Destruction of the City
The city flourished until Akhenaten’s death; afterwards, Tutankhamun moved the capital back to Memphis and then to Thebes. Tutankhamun initiated the measures to reverse his father’s policies and return Egypt to the former beliefs and practices which had maintained the culture and helped it develop for almost 2,000 years. Temples were reopened, and the businesses which depended upon them were renewed.
Tutankhamun died before he could finish these reforms, and they were carried on by his successor, the former vizier Ay, and then by Horemheb. Horemheb had been a general under Akhenaten and served him faithfully but disagreed vehemently with his religious reforms. When Horemheb came to the throne, Akhetaten was still standing (as evidenced by a shrine to him built there at this time) but it would not remain intact for long. He ordered the city razed and its remains dumped as fill for his own projects.
Horemheb was so dedicated to erasing the name and accomplishments of Akhenaten that he does not appear in any of Egypt’s later historical records. Where he had to be cited it is only as "the heretic of Akhetaten" but never named and no reference made to his position as pharaoh.
Discovery & Preservation
The ruins of the city were first mapped and drawn in the 18th century CE by the French priest Claude Sicard. Other Europeans visited the site afterwards, and interest in the area was piqued after the discovery of the Amarna Letters. It was further explored and mapped in the late 19th century CE by Napoleon’s corps of engineers during his Egyptian campaign, and this work attracted the attention of other archaeologists once the Rosetta Stone was deciphered and ancient Egyptian hieroglyphics could be read in c. 1824 CE. Akhenaten’s name was therefore known but not his significance. It was not until archeologists in the early 20th century CE found the ruins Horemheb had dumped as fill that the story of Akhenaten was finally put together.

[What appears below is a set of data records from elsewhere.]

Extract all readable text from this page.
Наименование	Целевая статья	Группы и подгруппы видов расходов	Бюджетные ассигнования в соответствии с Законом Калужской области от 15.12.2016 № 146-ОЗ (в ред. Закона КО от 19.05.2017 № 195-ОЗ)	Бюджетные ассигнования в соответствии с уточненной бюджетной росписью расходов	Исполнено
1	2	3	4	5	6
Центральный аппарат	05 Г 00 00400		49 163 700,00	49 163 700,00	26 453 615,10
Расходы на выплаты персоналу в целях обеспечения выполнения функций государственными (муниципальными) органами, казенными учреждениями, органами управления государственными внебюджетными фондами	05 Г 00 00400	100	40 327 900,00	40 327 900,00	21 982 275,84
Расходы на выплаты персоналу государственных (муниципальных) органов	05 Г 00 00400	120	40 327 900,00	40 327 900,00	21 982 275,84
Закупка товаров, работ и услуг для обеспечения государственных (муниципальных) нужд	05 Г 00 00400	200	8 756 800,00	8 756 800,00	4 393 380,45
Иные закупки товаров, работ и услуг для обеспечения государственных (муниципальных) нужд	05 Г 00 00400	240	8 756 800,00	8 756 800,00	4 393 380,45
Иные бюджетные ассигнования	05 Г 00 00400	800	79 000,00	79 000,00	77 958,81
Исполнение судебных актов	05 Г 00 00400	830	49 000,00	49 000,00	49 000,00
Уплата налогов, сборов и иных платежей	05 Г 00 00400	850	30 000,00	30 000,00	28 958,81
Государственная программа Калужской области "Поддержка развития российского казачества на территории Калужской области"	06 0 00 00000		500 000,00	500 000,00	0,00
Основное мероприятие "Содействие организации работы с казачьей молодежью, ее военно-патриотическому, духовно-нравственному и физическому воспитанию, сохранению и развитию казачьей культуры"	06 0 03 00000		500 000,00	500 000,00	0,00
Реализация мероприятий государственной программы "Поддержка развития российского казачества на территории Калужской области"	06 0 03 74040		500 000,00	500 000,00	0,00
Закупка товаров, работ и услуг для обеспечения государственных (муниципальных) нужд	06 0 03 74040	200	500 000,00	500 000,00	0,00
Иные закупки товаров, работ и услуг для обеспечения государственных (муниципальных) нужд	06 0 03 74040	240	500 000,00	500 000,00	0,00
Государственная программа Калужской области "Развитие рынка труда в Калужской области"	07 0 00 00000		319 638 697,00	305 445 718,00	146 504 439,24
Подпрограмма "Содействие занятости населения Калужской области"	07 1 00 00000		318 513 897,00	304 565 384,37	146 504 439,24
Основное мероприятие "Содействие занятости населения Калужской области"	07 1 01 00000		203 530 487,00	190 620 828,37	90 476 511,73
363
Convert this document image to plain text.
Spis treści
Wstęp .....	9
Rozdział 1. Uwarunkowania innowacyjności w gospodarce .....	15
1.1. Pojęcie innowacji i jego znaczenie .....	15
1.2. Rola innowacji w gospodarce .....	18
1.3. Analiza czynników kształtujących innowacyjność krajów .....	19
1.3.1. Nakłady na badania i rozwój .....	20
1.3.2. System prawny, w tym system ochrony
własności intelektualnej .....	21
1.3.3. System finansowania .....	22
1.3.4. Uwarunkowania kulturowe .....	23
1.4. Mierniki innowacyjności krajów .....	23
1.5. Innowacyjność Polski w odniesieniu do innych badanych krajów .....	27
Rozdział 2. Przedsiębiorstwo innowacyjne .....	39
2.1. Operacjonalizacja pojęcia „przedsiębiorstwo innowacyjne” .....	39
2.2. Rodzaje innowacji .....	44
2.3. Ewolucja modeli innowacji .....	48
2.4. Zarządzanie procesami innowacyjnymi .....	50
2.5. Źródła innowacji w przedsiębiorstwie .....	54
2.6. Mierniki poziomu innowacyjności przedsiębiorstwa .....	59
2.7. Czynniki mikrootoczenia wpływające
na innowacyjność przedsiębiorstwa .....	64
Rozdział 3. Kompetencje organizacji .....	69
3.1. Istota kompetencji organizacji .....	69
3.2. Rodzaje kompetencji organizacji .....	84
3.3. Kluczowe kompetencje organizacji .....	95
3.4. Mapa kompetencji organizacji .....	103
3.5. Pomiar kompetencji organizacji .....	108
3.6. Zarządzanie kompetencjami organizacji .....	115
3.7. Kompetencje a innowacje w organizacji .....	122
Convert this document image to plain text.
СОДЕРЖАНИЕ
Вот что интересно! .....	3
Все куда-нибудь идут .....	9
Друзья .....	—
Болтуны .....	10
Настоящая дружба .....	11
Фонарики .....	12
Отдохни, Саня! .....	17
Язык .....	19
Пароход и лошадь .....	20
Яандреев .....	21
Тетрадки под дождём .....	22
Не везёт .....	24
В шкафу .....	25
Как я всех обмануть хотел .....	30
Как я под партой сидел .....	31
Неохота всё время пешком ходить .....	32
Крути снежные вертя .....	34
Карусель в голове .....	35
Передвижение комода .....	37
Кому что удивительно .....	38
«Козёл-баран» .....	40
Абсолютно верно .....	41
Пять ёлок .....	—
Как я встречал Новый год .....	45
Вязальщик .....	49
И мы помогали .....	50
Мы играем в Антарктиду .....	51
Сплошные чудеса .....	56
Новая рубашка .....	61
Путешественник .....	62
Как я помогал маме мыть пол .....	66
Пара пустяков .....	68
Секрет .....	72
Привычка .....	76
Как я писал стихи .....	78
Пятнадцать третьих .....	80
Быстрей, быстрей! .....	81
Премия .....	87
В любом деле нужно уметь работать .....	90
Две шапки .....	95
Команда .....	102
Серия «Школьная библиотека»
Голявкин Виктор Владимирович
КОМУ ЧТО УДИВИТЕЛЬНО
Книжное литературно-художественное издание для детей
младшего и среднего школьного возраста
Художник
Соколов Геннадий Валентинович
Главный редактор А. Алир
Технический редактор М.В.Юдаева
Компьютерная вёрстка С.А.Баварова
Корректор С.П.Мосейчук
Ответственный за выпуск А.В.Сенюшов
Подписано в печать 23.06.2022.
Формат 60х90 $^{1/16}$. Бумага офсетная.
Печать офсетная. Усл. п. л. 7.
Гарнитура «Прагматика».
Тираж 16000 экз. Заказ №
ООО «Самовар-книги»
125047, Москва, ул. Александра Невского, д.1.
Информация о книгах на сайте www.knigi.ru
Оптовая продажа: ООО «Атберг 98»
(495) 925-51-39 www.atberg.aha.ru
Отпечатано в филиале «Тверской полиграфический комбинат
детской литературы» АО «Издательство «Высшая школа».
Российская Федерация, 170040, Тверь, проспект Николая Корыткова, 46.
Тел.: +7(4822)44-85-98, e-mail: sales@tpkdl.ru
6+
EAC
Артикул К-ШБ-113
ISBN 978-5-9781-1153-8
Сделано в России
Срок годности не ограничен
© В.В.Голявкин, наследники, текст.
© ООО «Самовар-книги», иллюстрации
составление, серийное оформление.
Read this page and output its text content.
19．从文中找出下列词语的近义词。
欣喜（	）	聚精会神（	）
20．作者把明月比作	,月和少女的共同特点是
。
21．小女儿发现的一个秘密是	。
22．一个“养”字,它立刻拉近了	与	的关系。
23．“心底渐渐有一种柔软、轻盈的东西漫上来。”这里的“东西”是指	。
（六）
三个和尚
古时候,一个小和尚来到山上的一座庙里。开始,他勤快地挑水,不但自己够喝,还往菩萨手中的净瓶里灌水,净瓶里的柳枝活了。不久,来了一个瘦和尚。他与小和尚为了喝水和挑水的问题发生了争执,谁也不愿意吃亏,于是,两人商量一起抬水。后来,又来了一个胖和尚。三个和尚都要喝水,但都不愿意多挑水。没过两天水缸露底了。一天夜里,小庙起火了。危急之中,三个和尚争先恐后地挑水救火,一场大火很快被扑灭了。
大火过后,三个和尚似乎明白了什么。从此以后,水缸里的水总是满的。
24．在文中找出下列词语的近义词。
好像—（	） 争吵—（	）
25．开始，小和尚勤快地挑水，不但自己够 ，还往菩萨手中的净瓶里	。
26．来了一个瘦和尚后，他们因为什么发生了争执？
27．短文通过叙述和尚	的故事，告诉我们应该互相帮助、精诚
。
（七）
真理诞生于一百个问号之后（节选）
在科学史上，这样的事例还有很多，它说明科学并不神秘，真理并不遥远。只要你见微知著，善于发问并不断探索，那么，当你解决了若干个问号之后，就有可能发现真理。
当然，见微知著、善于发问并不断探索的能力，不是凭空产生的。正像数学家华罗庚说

In the present day, the site is a wide, barren, expanse of ruined foundations which is being preserved and excavated by The Amarna Project. Unlike the ruins of Thebes or the village of Deir el-Medina, there is little left of Akhetaten for a visitor to admire. Egyptologist Steven Snape comments, "apart from the modest reconstructions of parts of the city by modern archaeologists, there is virtually nothing to be seen of the city of Amarna" (154). This is not unusual as the cities of Memphis and Per-Ramesses, both also capitals of ancient Egypt – as well as many others – are largely vacant lots today with far fewer monuments than those extant at Amarna.
What makes Amarna a special case in this regard is that the city was not leveled by time nor by an invading army but by the successor of the king who built it. At no other time in Egypt’s ancient history was a city destroyed by a king’s successor to blot out his name. To remove one’s name from a temple or monument or tomb was to condemn them for eternity, but in this instance, only the removal of an entire city would satisfy Horemheb’s sense of justice.
The Egyptians believed one had to be remembered by the living in order to continue one’s eternal journey in the afterlife. In Akhenaten’s case, it was not just a tomb or temple which was defaced but the totality of his life and reign. All of his monuments, in every city across Egypt, were torn down and every inscription bearing his name or that of his god was edited with chisels. Akhenaten’s heresy was considered so serious, and the damage done to the country so severe, that he was thought to have earned the worst punishment that could be meted out in ancient Egypt: non-existence.